Dengan anggaran pendapatan dan belanja daerah (APBD) di bawah Rp2,5 triliun, Pemkab Ponorogo membutuhkan kerja ekstra untuk menuntaskan PR pembangunan.
Hantaman Pandemi COVID-19 dan penyelenggaran pemilu – pilkada 2024 cukup menyita anggaran dan menambah beban berat itu .
Situasi ini membuat Kang Bupati Sugiri Sancoko harus memutar otak memanfaatkan anggaran yang ada dan mencari sumber pendanaan lainnya.
Kolaborasi dengan pihak lain didorong Kang Bupati dari awal ia menjabat. Dari kolaborasi ini sejumlah pembangunan dilakukan, utamanya infrastruktur.
“Kemarin ada bedah rumah, ada 120 rumah stimulan untuk swadaya di Slahung, di Selur, di Crabak dan lainnya. Ini penting termasuk mengatasi stunting, sanitasi dan sebagainya. Sebelumnya jalan inpres, jembatan gantung, dan Kotaku dibantu Pak Ali Mufthi,” terang Kang Bupati Sugiri bersama anggota DPR RI Ali Mufthi ketika menjadi narasumber talkshow “Membaca Ponorogo dari Perspektif Kepemimpinan” di Dermaga Telaga Ngebel, Kamis (13/6/24).

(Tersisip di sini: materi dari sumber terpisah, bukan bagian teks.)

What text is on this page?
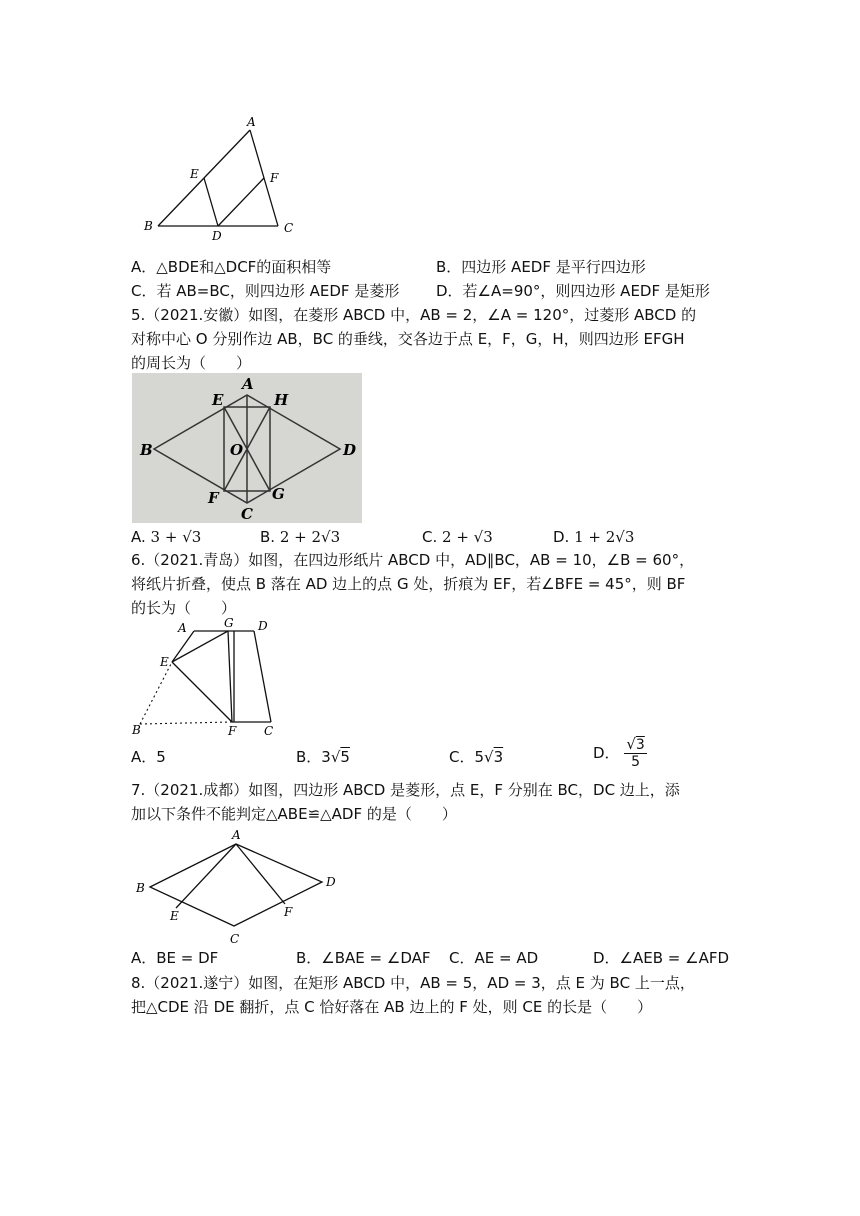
A
B	C
D
E	F
A．△BDE和△DCF的面积相等	B．四边形 AEDF 是平行四边形
C．若 AB=BC，则四边形 AEDF 是菱形 D．若∠A=90°，则四边形 AEDF 是矩形
5.（2021.安徽）如图，在菱形 ABCD 中，AB = 2，∠A = 120°，过菱形 ABCD 的
对称中心 O 分别作边 AB，BC 的垂线，交各边于点 E，F，G，H，则四边形 EFGH
的周长为（　　）
A
B
C
D
E
F	G
H
O
A. 3 + √3	B. 2 + 2√3	C. 2 + √3	D. 1 + 2√3
6.（2021.青岛）如图，在四边形纸片 ABCD 中，AD∥BC，AB = 10，∠B = 60°，
将纸片折叠，使点 B 落在 AD 边上的点 G 处，折痕为 EF，若∠BFE = 45°，则 BF
的长为（　　）
A	G D
E
B	F C
A．5	B．3√5	C．5√3	D． $\frac{√3}{5}$
7.（2021.成都）如图，四边形 ABCD 是菱形，点 E，F 分别在 BC，DC 边上，添
加以下条件不能判定△ABE≌△ADF 的是（　　）
A
B
C
D
E	F
A．BE = DF	B．∠BAE = ∠DAF C．AE = AD	D．∠AEB = ∠AFD
8.（2021.遂宁）如图，在矩形 ABCD 中，AB = 5，AD = 3，点 E 为 BC 上一点，
把△CDE 沿 DE 翻折，点 C 恰好落在 AB 边上的 F 处，则 CE 的长是（　　）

Ke depan, ia berharap kerjasama itu dapat terus terjalin. Sehingga percepatan pembangunan di Kabupaten Ponorogo akan semakin luas.

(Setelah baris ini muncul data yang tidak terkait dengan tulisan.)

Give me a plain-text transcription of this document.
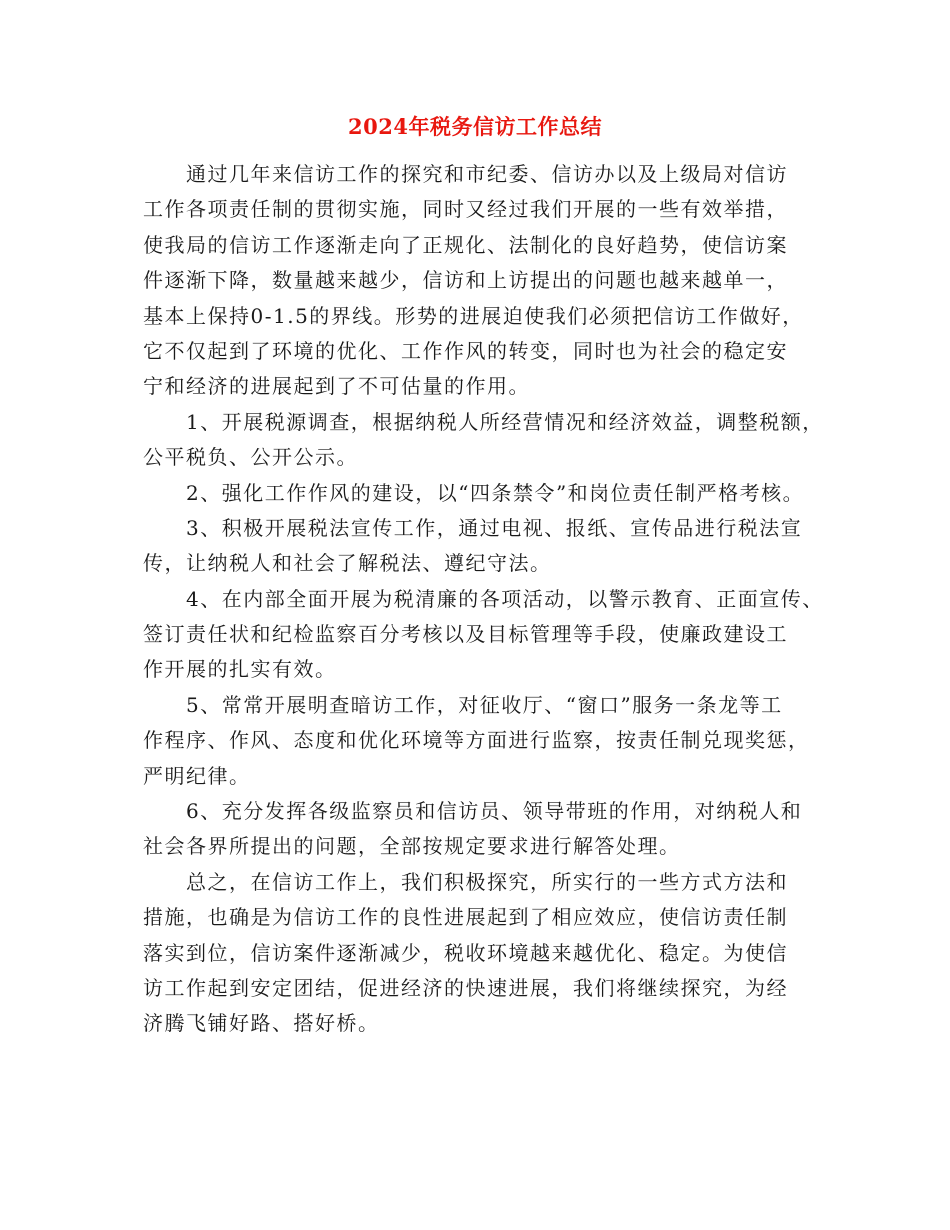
2024年税务信访工作总结
通过几年来信访工作的探究和市纪委、信访办以及上级局对信访
工作各项责任制的贯彻实施，同时又经过我们开展的一些有效举措，
使我局的信访工作逐渐走向了正规化、法制化的良好趋势，使信访案
件逐渐下降，数量越来越少，信访和上访提出的问题也越来越单一，
基本上保持0-1.5的界线。形势的进展迫使我们必须把信访工作做好，
它不仅起到了环境的优化、工作作风的转变，同时也为社会的稳定安
宁和经济的进展起到了不可估量的作用。
1、开展税源调查，根据纳税人所经营情况和经济效益，调整税额，
公平税负、公开公示。
2、强化工作作风的建设，以“四条禁令”和岗位责任制严格考核。
3、积极开展税法宣传工作，通过电视、报纸、宣传品进行税法宣
传，让纳税人和社会了解税法、遵纪守法。
4、在内部全面开展为税清廉的各项活动，以警示教育、正面宣传、
签订责任状和纪检监察百分考核以及目标管理等手段，使廉政建设工
作开展的扎实有效。
5、常常开展明查暗访工作，对征收厅、“窗口”服务一条龙等工
作程序、作风、态度和优化环境等方面进行监察，按责任制兑现奖惩，
严明纪律。
6、充分发挥各级监察员和信访员、领导带班的作用，对纳税人和
社会各界所提出的问题，全部按规定要求进行解答处理。
总之，在信访工作上，我们积极探究，所实行的一些方式方法和
措施，也确是为信访工作的良性进展起到了相应效应，使信访责任制
落实到位，信访案件逐渐减少，税收环境越来越优化、稳定。为使信
访工作起到安定团结，促进经济的快速进展，我们将继续探究，为经
济腾飞铺好路、搭好桥。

“Kita sebentar lagi merumuskan Ngrayun, Sawoo jalannya masih berantakan maka kita cari solusi percepatannya. Inpres jalan daerah yang kita bangun di Ngebel, Semanding Jenangan, nanti kita copy paste di beberapa kecamatan yang butuh percepatan,” ujar Kang Bupati.